I have been thinking about this question ever since I have started reading the blogs of Muslim Feminists and also those who have left Islam. I notice a strong sense of individuality in the voice of Muslim Feminists and the manner in which they perceive and practice Islam is progressive, fresh and often non-traditional.
For example, before I knew anything about Islamic Feminism I wrongly assumed that all Muslims including Muslim Feminists treat homosexuality as taboo and that consequently they would exhibit homophobia. I was quite surprised to find many Muslim Feminists fighting for the rights of gays and promoting that people can be gay and Muslim.
Similarly I found that most Muslim Feminists don’t believe that men should supervise women or that husbands can discipline their wives. I also learned that a few Muslim Feminists don’t believe that hijab is compulsory and some don’t believe that Quran is the exact word of God. Yet each one of them is strongly Muslim.
This does not meant that Muslim Feminists who fight for the rights of gays or talk about the non-compulsory nature of hijab aren’t given grief. Muslims who don’t share the views of Muslim Feminists are quick to condemn and debate with them and question “what kind of islam r u talkin about? making up ur own religion…”
And this is why I have been thinking – what is Islam? Does Islam become how one practices it or is it monolithic and unchanging? Even if it is monolithic, whose Islam is the right Islam? Why are others worried about how someone practices their religion? If Islam is unchangeable then why should anyone worry how a Muslim practices their religion?

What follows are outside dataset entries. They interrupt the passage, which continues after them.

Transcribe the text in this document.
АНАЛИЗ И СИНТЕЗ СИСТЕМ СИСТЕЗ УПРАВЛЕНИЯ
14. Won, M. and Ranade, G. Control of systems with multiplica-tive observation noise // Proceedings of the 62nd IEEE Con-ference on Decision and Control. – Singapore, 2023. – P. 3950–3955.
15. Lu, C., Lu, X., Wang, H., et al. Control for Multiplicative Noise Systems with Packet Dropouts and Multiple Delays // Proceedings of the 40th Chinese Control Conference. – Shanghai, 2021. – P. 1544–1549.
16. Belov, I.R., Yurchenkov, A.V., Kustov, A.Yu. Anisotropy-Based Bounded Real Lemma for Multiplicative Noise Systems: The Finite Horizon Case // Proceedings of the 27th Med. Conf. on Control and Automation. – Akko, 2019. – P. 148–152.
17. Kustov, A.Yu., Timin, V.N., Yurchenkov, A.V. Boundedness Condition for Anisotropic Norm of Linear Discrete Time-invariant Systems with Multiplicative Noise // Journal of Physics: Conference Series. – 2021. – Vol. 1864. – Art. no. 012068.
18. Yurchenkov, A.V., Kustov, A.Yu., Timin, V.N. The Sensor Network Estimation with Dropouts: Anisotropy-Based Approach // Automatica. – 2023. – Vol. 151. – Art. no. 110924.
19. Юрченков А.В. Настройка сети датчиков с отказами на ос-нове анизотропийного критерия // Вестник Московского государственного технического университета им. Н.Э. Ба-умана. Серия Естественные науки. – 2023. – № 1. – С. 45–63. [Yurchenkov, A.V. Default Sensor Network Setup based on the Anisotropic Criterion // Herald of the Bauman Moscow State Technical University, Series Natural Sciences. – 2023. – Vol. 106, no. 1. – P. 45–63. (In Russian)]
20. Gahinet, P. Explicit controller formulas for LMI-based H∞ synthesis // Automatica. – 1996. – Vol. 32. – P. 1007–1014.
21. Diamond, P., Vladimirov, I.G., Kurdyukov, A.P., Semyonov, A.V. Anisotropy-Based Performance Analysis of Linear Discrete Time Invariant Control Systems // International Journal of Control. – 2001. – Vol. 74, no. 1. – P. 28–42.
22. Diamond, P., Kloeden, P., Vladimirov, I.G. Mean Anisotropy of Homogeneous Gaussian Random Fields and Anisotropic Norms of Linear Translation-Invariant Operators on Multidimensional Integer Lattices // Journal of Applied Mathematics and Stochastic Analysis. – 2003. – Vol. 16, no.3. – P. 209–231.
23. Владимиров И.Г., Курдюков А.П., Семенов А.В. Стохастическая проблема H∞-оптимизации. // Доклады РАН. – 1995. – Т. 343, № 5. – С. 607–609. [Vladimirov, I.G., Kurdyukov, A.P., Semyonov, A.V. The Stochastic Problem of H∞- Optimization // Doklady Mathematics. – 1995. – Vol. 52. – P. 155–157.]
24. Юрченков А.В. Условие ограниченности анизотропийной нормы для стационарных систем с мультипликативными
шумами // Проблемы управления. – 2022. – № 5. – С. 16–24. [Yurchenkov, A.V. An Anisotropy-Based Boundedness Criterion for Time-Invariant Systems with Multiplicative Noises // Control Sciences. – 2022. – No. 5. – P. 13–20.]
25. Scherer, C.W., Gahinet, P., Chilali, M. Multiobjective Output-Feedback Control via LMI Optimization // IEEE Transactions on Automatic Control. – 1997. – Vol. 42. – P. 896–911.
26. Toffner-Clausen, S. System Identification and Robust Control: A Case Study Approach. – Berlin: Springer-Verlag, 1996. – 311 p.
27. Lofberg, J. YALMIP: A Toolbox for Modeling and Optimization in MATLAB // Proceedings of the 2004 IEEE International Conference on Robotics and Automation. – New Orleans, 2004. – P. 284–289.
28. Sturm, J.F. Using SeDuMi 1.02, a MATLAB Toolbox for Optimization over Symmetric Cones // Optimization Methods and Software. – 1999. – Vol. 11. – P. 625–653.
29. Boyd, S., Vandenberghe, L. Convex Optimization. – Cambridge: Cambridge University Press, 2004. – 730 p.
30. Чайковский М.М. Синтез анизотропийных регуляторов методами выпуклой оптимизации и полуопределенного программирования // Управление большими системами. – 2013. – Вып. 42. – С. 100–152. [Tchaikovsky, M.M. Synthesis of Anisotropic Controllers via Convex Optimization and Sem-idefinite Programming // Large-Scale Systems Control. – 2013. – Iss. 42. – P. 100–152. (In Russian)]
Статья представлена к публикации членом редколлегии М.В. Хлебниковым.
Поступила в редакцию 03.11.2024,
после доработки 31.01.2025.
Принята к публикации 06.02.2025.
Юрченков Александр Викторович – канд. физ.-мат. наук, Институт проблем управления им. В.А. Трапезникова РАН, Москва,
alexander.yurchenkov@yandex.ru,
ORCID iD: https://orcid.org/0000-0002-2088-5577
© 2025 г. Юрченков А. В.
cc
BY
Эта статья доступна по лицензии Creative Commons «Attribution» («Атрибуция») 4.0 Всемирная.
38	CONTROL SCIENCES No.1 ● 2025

“Traditionalists” as a blogger-friend calls orthodox Muslims view Islam as rigid, unchanging with every thing that could be understood and interpreted being already understood and interpreted by the “unanimous” scholars of the past. On the other hand, progressive Muslims (and many Muslim Feminists identify with the progressive or Sufi branch of Islam) view Islam as constantly developing and morphing according to the needs of moving times. They treat Quran as a Text that can be interpreted in a number of ways for a number of people. Hence making Islam easily fit the description “for all people and all times.”
If Islam becomes how one practices it, then it is not the monolithic block of the “traditionalists” but is fluid and easily malleable like the Progressive Muslims see it.
What do you think about these questions? Do you think a religion becomes how it is practiced? A friend pointed out that others worry how we practice religion because they feel that they are “enjoining good and forbidding evil” but doesn’t that also sometimes pushes people to apostate or at least become unnecessarily defensive? Do Muslim Feminists face such people frequently who wish to “enjoin good and forbid evil”? How do such people make you feel when they want you to view things in a set manner?